Today, Miruna spearheads and supports sports programmes, and mentors youth she crosses paths with. 

She also looks for opportunities for these youth to participate in character-building events and volunteering opportunities, such as helping out at events or assisting with coaching.

“The nature of the social services system is such that if you are labelled low-income, oftentimes you have the mentality of only being on the receiving end of assistance.

“We want to flip that kind of perspective on its head by saying: How can we work together? What skills or assets do you have?

“Giving back empowers vulnerable communities because it makes them feel like they too are part of something. We are trying to reduce the imbalance in the social structures. When it comes to sport, we can be equals,” she said.

Miruna’s face lights up when she talks about Nurul Hanisa Karim, whom she met 12 years ago when the latter was just 13. The young girl came from a low-income family and lived in a one-room flat with five siblings.

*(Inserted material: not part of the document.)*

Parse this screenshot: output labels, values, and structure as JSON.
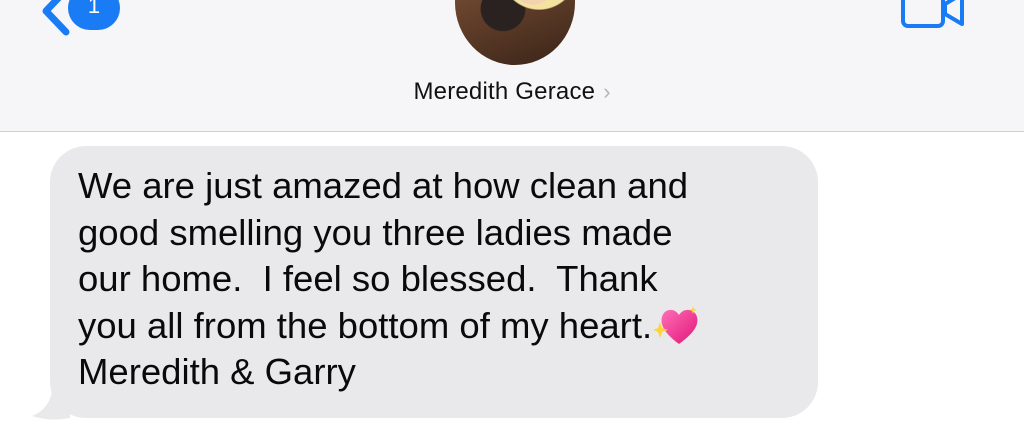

Because space and resources were scarce, she turned to sports.

Miruna (right) with Nurul Hanisa Karim (left) at the SportCares PlayDate during SentosaCares Week in 2024, where participants engaged in inclusive sport-play activities. (Photo: Sport Singapore)

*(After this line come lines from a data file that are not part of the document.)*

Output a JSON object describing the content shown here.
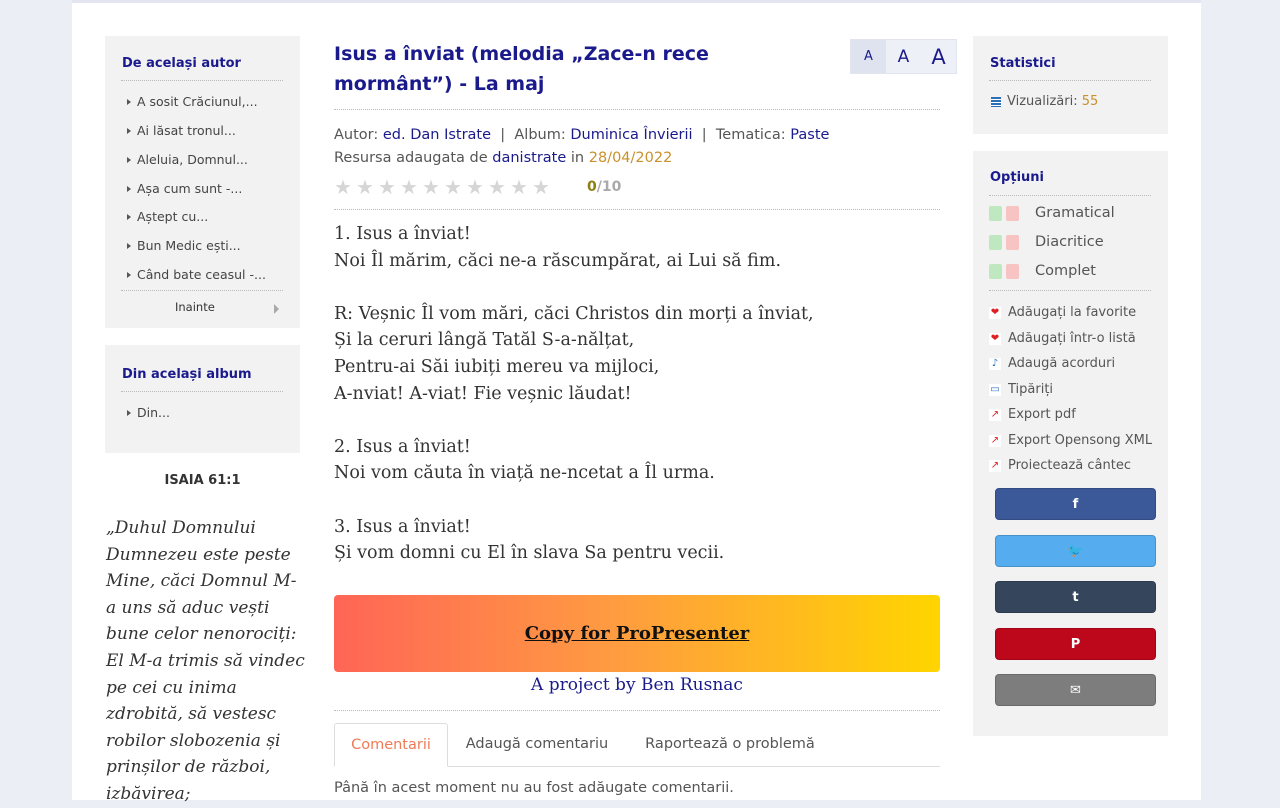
{
  "left": {
    "author_box": {
      "title": "De același autor",
      "items": [
        {
          "label": "A sosit Crăciunul,..."
        },
        {
          "label": "Ai lăsat tronul..."
        },
        {
          "label": "Aleluia, Domnul..."
        },
        {
          "label": "Așa cum sunt -..."
        },
        {
          "label": "Aștept cu..."
        },
        {
          "label": "Bun Medic ești..."
        },
        {
          "label": "Când bate ceasul -..."
        }
      ],
      "next_label": "Inainte"
    },
    "album_box": {
      "title": "Din același album",
      "items": [
        {
          "label": "Din..."
        }
      ]
    },
    "verse_ref": "ISAIA 61:1",
    "verse_text": "„Duhul Domnului Dumnezeu este peste Mine, căci Domnul M-a uns să aduc vești bune celor nenorociți: El M-a trimis să vindec pe cei cu inima zdrobită, să vestesc robilor slobozenia și prinșilor de război, izbăvirea;"
  },
  "main": {
    "title": "Isus a înviat (melodia „Zace-n rece mormânt”) - La maj",
    "font_sizes": [
      "A",
      "A",
      "A"
    ],
    "author_label": "Autor:",
    "author": "ed. Dan Istrate",
    "album_label": "Album:",
    "album": "Duminica Învierii",
    "theme_label": "Tematica:",
    "theme": "Paste",
    "separator": "|",
    "added_by_label": "Resursa adaugata de",
    "added_by": "danistrate",
    "added_in_label": "in",
    "added_date": "28/04/2022",
    "rating": {
      "current": "0",
      "total": "/10",
      "stars": 10,
      "value": 0
    },
    "lyrics": "1. Isus a înviat!\nNoi Îl mărim, căci ne-a răscumpărat, ai Lui să fim.\n\nR: Veșnic Îl vom mări, căci Christos din morți a înviat,\nȘi la ceruri lângă Tatăl S-a-nălțat,\nPentru-ai Săi iubiți mereu va mijloci,\nA-nviat! A-viat! Fie veșnic lăudat!\n\n2. Isus a înviat!\nNoi vom căuta în viață ne-ncetat a Îl urma.\n\n3. Isus a înviat!\nȘi vom domni cu El în slava Sa pentru vecii.",
    "propresenter_label": "Copy for ProPresenter",
    "project_by": "A project by Ben Rusnac",
    "tabs": [
      {
        "label": "Comentarii",
        "active": true
      },
      {
        "label": "Adaugă comentariu",
        "active": false
      },
      {
        "label": "Raportează o problemă",
        "active": false
      }
    ],
    "no_comments": "Până în acest moment nu au fost adăugate comentarii."
  },
  "right": {
    "stats": {
      "title": "Statistici",
      "views_label": "Vizualizări:",
      "views": "55"
    },
    "options": {
      "title": "Opțiuni",
      "formats": [
        {
          "label": "Gramatical"
        },
        {
          "label": "Diacritice"
        },
        {
          "label": "Complet"
        }
      ],
      "actions": [
        {
          "label": "Adăugați la favorite",
          "icon": "heart-icon"
        },
        {
          "label": "Adăugați într-o listă",
          "icon": "heart-icon"
        },
        {
          "label": "Adaugă acorduri",
          "icon": "chords-icon"
        },
        {
          "label": "Tipăriți",
          "icon": "printer-icon"
        },
        {
          "label": "Export pdf",
          "icon": "arrow-icon"
        },
        {
          "label": "Export Opensong XML",
          "icon": "arrow-icon"
        },
        {
          "label": "Proiectează cântec",
          "icon": "arrow-icon"
        }
      ]
    },
    "share": [
      {
        "icon": "facebook-icon",
        "glyph": "f",
        "color": "#3b5998"
      },
      {
        "icon": "twitter-icon",
        "glyph": "🐦",
        "color": "#55acee"
      },
      {
        "icon": "tumblr-icon",
        "glyph": "t",
        "color": "#35465c"
      },
      {
        "icon": "pinterest-icon",
        "glyph": "P",
        "color": "#bd081c"
      },
      {
        "icon": "email-icon",
        "glyph": "✉",
        "color": "#7d7d7d"
      }
    ]
  },
  "colors": {
    "accent": "#1a1a8c",
    "date": "#c9912b",
    "tab_active": "#f07a55"
  }
}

She began running for CareRunners, a SportCares programme giving vulnerable youth access to training, running activities and competitions. This programme has since been subsumed into the SportCares Li Foundation Multi-Sport Programme.

Through it, Hanisa developed a decade-long friendship with Miruna, often reaching out to the latter for mentorship and advice.

Hanisa grew with the programme and began training to be a sports coach, assisting the main coaches weekly. In 2022, when SportCares celebrated its 10th anniversary, she was even picked to be an emcee and facilitate a panel discussion with coaches and beneficiaries.

“When I first met Hanisa, she was very young, shy and timid,” recalled Miruna. “To see her on stage, dressed up, dolled up, speaking so well and introducing (then) President Halimah Yacob was a defining moment for me. She has come a really long way. Being part of her journey, I had kind of a ‘mum’ feeling.”

Inspired by her SportCares journey, Hanisa now works as a programme associate at a student care centre, planning and running after-school programmes such as sports drills, games and arts and crafts for the children.

Having seen the transformation in Hanisa and other youth she mentored, Miruna makes sports a priority for her two daughters as well. Both are learning taekwondo, and her elder girl also plays netball. Miruna drives them for practice, and “screams like a mad woman at courtside”.

“We often underestimate the power of sport. Sports can really bring out the best in someone,” she said.